Sarah's cute cupcakes pose with the equally adorable Strawberry Shortcake.
I am not ashamed to admit that for my first cupcake adventure I was über nervous. I have often been a sous chef in the kitchen, but never the head pastry chef! I started my cupcake party with a little bit too much of a lofty goal – to purchase as many local products as possible, specifically from the Topeka Farmer's Market. Let's say that I failed miserably, but did end up with some very nice soap. Ming's recipe called for Apricot Preserves, which cannot legally be sold at Farmer's Markets in Kansas. Dillon's, however, carried some very nice preserves from France. So I put on my beret and got to baking.

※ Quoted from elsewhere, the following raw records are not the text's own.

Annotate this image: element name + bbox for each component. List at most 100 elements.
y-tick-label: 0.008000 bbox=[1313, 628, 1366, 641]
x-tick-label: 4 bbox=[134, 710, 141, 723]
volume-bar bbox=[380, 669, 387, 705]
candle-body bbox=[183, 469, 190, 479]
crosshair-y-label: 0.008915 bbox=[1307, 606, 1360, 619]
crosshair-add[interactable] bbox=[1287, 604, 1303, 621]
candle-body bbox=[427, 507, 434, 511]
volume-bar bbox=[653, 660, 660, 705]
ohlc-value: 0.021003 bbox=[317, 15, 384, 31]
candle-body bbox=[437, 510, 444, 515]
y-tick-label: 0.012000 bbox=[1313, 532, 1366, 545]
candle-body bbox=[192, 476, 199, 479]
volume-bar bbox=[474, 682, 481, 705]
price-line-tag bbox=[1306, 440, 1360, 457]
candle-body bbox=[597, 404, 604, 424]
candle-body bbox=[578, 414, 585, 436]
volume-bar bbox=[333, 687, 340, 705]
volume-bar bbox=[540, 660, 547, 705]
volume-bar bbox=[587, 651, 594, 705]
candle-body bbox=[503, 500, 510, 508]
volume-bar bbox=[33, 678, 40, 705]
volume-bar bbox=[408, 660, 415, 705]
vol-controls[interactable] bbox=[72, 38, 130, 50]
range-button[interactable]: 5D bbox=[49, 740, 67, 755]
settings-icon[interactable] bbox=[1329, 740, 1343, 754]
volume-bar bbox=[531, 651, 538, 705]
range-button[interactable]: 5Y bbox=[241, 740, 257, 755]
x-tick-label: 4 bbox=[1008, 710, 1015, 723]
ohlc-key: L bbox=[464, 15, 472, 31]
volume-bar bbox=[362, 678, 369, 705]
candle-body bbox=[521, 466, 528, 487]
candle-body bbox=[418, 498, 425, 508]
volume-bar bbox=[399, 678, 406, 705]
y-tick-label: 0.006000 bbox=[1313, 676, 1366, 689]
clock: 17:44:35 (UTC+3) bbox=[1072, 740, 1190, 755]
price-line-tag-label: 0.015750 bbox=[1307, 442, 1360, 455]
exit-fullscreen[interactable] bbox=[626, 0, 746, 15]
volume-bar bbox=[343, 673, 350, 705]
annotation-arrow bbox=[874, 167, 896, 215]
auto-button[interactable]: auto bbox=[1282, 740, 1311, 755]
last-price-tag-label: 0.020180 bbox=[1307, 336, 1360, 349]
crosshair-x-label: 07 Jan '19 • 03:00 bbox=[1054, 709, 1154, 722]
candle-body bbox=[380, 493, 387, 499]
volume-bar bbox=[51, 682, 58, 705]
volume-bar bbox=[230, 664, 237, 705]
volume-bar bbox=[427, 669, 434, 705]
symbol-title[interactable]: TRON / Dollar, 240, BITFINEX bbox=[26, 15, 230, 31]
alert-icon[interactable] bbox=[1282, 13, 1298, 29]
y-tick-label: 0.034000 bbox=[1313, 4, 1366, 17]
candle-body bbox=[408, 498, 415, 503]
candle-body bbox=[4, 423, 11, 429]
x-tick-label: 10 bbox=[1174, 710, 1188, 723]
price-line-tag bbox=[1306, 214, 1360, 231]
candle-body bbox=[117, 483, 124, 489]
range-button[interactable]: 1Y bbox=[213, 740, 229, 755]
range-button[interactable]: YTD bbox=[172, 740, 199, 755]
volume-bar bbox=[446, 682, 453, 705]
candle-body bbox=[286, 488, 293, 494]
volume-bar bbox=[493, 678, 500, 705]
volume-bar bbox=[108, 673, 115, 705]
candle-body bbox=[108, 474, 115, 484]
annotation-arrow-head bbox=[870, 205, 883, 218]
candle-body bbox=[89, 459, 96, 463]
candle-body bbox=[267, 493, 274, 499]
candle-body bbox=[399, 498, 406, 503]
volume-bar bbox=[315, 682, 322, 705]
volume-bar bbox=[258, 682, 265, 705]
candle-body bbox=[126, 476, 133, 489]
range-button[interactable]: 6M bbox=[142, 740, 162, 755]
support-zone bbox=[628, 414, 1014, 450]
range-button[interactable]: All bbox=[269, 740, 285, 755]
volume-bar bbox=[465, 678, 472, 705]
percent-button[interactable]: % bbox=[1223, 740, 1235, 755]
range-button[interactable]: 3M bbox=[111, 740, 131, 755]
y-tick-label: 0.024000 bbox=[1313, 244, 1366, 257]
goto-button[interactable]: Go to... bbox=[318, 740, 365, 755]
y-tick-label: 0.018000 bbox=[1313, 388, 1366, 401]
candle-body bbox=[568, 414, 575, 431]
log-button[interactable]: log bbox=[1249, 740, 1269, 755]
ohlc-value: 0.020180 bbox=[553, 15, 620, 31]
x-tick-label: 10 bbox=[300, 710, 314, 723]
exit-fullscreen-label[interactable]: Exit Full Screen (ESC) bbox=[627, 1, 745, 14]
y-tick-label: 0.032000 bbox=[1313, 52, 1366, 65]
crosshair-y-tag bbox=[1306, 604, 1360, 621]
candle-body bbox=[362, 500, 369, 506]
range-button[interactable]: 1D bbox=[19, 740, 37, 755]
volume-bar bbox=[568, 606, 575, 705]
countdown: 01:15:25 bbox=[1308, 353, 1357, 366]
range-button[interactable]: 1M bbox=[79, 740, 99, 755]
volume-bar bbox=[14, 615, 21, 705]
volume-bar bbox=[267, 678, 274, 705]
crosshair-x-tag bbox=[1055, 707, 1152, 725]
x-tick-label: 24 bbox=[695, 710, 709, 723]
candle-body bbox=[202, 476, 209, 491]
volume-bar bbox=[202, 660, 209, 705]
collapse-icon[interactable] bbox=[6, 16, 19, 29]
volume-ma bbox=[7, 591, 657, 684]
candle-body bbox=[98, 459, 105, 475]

Due to my intense fear of screwing up the cupcakes, I made a test batch. Other than my kitchen being ridiculously messy and my personal inability to leave a single dirty dish on the counter for more than 5 minutes, the cupcakes were very successful! I delivered them to the neighbors I could find to make sure I wouldn't poison anyone to work. The great people of College Hill loved my cupcakes! (Thanks neighbors! I heart you!)

I got started on my next batch (a double batch –I'm an over achiever.). I think they turned out just as delicious. Ming provided a very understandable recipe for this go-around. I was very satisfied with my first cupcake adventure!